Spiritual mereka hanya berhenti pada kemampuan intelektual belaka, tidak sampai
di pergulatan batin yang benar-benar sejatinya mengenal Allah itu seperti apa.
Dan saat ini memang banyak sekali ahli spiritual/agama yang pintar-pintar.
Pintar kotbah, pintar jualan, pintar ngapalin kitab suci, pintar nipu diri
sendiri maupun orang banyak. Dan celakanya, yang dibutuhkan untuk bisa mendekatkan
diri pada Tuhan itu bukanlah kepintaran, tapi ketulusan jiwa.
Kita selama ini terlalu banyak membicarakan,
berdebat bahkan bertengkar tentang keberadaan Tuhan. Tapi kita tidak pernah mau
mencari dan ngomong langsung pada Tuhan. Ngelmu iku kelakone kanti laku, kata
orang Jawa. Anda tidak mungkin akan bisa
menemukan sejatinya Allah, jika anda hanya mengandalkan intelektual dan membaca
kitab suci saja. Jika diibaratkan anda mau jadi perenang, anda tidak akan bisa jadi
perenang hanya karena sudah hapal membaca kitab petunjuk yang judulnya bermula
dengan, how to…………. Kalau anda ingin bisa berenang ya harus berani terjun
langsung di air.
Anda tidak bisa mengenal sejatinya
Allah hanya karena membaca tulisan saya, hapal kitab suci, ataupun klik di www.
Google.com. Tidak. Anda tidak bisa mengenal sejatinya Allah, jika anda tidak
lebih dulu kenal siapa diri anda sendiri. Dan anda juga tidak mungkin akan
kenal siapa diri anda sendiri, sebelum anda mau mengenal orang kebanyakan. Maka
jika anda benar-benar ingin mengenal sejatinya Allah, jadilah orang yang
terbuka jiwa dan pikirannya. Karena fanatic pada kitab suci dan mengkultuskan
nabi, itu justru akan jadi tempurung diri.
Tak seorangpun menemukan penyelamatan lewat ajaran/kitab
suci!. Itulah ucapan Sidharthanya Herman Hense ketika meniggalkan sang Budha
Gautama.
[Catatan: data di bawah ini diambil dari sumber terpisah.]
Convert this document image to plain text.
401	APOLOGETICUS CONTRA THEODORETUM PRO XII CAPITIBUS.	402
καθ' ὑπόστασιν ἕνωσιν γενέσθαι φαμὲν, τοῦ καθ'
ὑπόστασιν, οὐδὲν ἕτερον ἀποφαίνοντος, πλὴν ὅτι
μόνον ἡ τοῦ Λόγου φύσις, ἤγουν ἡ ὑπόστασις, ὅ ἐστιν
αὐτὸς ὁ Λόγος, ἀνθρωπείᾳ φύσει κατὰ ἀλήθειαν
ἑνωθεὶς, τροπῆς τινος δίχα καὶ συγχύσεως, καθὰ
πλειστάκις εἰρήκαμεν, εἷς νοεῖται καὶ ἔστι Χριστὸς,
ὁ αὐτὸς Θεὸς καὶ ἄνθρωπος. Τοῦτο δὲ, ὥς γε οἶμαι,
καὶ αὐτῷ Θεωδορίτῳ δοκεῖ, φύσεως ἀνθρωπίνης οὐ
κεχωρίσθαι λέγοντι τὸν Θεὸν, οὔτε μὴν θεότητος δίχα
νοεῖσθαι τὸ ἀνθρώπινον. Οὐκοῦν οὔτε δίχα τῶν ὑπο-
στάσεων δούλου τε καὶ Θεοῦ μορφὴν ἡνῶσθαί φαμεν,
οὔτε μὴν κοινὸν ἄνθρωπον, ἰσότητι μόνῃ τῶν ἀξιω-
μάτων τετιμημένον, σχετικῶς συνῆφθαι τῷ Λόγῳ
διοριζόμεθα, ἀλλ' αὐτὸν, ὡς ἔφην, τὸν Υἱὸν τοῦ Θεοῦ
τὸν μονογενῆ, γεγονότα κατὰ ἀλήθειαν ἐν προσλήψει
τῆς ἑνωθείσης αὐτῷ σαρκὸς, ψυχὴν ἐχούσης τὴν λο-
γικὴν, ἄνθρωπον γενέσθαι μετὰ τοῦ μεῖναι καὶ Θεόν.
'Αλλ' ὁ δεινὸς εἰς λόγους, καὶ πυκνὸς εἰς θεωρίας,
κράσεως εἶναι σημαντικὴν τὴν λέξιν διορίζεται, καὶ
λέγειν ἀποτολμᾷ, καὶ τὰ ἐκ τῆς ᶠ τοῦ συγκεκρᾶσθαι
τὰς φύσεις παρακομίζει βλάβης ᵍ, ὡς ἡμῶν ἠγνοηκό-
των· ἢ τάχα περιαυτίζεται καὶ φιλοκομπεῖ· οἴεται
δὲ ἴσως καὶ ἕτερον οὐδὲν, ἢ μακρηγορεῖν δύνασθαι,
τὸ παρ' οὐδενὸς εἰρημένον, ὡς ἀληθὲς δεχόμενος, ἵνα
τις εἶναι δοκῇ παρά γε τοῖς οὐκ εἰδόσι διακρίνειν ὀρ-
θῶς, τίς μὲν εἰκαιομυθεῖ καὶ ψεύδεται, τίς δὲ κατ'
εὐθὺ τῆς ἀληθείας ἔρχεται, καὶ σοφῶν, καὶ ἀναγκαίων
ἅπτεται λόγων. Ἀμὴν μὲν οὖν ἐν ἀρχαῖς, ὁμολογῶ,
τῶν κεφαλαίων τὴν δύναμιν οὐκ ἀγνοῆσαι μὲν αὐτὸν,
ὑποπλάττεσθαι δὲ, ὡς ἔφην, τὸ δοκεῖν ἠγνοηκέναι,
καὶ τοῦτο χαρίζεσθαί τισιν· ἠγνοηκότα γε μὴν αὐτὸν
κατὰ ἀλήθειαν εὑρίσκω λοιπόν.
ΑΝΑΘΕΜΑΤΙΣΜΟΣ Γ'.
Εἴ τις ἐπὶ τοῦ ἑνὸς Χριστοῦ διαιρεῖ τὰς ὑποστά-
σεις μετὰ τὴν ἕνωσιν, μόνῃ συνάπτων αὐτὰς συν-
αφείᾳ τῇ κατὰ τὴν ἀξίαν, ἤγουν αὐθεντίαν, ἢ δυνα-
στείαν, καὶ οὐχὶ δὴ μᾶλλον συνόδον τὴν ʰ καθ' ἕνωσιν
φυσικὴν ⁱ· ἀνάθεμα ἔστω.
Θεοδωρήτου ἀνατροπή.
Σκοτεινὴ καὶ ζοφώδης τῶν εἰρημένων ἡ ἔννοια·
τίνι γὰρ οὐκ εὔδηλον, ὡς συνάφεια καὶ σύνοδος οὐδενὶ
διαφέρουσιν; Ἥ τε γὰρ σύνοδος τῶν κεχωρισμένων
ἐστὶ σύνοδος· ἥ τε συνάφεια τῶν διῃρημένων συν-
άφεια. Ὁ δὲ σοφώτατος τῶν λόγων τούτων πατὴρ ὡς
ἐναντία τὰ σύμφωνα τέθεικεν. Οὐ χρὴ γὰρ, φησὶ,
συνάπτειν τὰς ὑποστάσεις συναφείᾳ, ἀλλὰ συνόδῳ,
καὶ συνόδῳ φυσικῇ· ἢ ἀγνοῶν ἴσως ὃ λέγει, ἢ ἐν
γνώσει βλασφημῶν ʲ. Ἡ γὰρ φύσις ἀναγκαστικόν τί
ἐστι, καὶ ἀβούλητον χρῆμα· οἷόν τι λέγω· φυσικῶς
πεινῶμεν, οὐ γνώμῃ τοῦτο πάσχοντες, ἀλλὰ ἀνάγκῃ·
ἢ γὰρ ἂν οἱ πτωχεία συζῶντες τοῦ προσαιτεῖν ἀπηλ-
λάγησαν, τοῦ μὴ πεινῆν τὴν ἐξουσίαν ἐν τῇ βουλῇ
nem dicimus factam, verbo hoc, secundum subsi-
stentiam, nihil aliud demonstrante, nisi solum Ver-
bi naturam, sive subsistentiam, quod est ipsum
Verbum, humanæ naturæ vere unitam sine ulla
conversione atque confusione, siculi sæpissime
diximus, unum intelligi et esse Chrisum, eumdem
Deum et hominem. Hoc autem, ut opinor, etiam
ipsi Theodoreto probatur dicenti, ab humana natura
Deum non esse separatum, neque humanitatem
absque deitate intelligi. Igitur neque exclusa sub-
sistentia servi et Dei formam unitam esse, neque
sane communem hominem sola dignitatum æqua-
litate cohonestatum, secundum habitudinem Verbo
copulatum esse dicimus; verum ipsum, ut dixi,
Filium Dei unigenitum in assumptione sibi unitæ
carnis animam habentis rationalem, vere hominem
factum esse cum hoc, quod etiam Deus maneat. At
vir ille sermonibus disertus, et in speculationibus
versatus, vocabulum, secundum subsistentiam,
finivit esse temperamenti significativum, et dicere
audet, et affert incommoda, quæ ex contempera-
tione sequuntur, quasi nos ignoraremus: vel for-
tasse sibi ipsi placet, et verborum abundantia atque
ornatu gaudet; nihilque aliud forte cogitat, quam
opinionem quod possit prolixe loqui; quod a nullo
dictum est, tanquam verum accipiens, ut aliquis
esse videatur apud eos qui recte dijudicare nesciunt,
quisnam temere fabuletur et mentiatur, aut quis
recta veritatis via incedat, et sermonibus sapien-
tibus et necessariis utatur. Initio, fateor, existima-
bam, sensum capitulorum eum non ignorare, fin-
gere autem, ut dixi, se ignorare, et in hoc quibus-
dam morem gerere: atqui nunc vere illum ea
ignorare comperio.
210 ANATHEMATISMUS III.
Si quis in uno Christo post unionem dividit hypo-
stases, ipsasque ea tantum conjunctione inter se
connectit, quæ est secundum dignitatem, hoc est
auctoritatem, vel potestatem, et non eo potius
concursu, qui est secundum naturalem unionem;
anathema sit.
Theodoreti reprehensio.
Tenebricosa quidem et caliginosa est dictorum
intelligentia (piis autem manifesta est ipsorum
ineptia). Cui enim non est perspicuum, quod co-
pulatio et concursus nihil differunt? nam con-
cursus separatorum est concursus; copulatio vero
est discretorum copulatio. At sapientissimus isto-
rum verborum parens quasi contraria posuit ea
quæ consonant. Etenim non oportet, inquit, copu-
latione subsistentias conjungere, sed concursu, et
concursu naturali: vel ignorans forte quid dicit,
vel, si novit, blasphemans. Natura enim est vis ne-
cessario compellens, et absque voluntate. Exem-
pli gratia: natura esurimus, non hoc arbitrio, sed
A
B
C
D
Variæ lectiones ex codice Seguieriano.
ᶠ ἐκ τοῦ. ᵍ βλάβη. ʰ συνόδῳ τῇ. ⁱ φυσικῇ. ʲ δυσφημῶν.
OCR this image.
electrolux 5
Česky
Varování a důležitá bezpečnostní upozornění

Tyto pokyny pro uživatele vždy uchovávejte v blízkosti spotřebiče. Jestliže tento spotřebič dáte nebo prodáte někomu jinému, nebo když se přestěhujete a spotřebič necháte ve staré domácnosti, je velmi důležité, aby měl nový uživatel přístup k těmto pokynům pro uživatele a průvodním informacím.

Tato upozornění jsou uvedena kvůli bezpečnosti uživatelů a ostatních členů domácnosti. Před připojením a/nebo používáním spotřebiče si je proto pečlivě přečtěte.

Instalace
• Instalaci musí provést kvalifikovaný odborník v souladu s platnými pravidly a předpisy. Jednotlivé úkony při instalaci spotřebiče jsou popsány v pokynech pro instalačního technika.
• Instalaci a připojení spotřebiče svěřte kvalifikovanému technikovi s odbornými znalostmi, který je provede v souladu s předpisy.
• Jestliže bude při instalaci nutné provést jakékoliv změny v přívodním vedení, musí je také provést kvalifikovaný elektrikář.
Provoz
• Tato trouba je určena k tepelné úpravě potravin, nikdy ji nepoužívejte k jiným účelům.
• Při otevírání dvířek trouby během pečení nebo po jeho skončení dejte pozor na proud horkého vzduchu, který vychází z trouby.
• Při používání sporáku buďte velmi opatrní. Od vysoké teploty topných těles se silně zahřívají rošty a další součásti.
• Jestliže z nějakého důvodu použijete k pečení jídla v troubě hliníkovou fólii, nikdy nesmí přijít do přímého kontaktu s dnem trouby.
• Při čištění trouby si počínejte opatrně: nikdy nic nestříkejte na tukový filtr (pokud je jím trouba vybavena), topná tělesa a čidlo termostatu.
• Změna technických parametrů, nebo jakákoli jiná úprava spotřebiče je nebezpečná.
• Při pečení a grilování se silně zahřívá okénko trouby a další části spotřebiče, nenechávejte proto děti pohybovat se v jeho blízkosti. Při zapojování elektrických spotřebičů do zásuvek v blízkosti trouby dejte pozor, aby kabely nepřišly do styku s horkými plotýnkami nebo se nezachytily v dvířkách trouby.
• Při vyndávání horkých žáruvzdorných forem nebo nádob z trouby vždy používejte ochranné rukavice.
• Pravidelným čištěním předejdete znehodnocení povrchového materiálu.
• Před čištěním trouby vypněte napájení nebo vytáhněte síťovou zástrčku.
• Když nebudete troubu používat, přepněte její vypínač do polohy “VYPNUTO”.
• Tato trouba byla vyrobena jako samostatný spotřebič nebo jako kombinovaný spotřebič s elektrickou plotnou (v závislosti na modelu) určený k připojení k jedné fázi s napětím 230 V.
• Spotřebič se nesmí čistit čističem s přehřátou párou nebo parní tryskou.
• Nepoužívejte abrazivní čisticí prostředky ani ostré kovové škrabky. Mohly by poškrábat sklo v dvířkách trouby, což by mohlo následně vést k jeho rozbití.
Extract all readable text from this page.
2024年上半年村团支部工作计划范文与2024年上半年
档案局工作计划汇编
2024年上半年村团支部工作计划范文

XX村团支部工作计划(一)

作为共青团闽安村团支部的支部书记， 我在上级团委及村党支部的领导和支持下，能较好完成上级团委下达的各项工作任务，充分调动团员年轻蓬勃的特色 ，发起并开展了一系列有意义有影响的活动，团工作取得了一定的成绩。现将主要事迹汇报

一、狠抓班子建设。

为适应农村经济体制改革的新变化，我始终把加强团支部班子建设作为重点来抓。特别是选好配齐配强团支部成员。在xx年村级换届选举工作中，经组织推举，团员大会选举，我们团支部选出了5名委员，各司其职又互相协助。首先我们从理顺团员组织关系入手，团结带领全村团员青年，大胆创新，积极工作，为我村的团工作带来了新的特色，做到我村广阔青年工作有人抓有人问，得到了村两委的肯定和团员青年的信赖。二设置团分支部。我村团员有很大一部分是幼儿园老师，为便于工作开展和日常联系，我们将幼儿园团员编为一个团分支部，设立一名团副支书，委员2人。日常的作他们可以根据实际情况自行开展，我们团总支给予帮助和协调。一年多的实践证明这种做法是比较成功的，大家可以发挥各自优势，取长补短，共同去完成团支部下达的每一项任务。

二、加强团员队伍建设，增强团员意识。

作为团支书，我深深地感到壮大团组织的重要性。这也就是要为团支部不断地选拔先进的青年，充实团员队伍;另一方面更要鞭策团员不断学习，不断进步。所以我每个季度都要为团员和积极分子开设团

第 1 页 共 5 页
Pergi bukan untuk menjadi mualaf atau untuk menemukan ajaran atau
doktrin lain yang lebih baik, suci, benar dan sempurna. Tidak. Sidhartha pergi memang untuk meninggalkan
semua doktrin dan guru-guru sucinya, untuk bisa menemukan jatidirinya atau
mati.
Pada
akhirnya, Sidhartha justru lebih suka bersahabat dan tinggal dengan Vasudeva,
seorang tukang perahu yang buta huruf dan sederhana, tapi luhur budinya. Dan seperti Vasudeva, Sidharthapun
akhirnya belajar tentang hidup hanya
dari suara arus air sungai. Memahami maknanya keheningan dan diam yang ternyata
bisa berkisah sedemikian banyak dan indahnya. Dan kearifan (wisdom) orang kecil
seperti Vasudeva itu, tidakkah sesungguhnya sama nilainya dengan metodologi
para idiolog dan teolog? Tapi dihadapan agamawan formal-ritualis, laku spiritual
seperti Vasudeva itu pasti dianggap, sesat, musyrik, keberhalaan, animisme dan
sebagainya.
Orang yang
sudah dekat Allah, akan penuh kedamaian dan ketentraman jiwanya. Dan hanya dari
jiwa yang damai, akan melahirkan kejujuran. Orang yang sudah dekat Allah, akan
selalu ada satunya antara yang di hati, mulut dan perbuatannya. Dan segala
kebesaran Allah yang keluar dari mulutnya, bukan merupakan puja-puji untukNya.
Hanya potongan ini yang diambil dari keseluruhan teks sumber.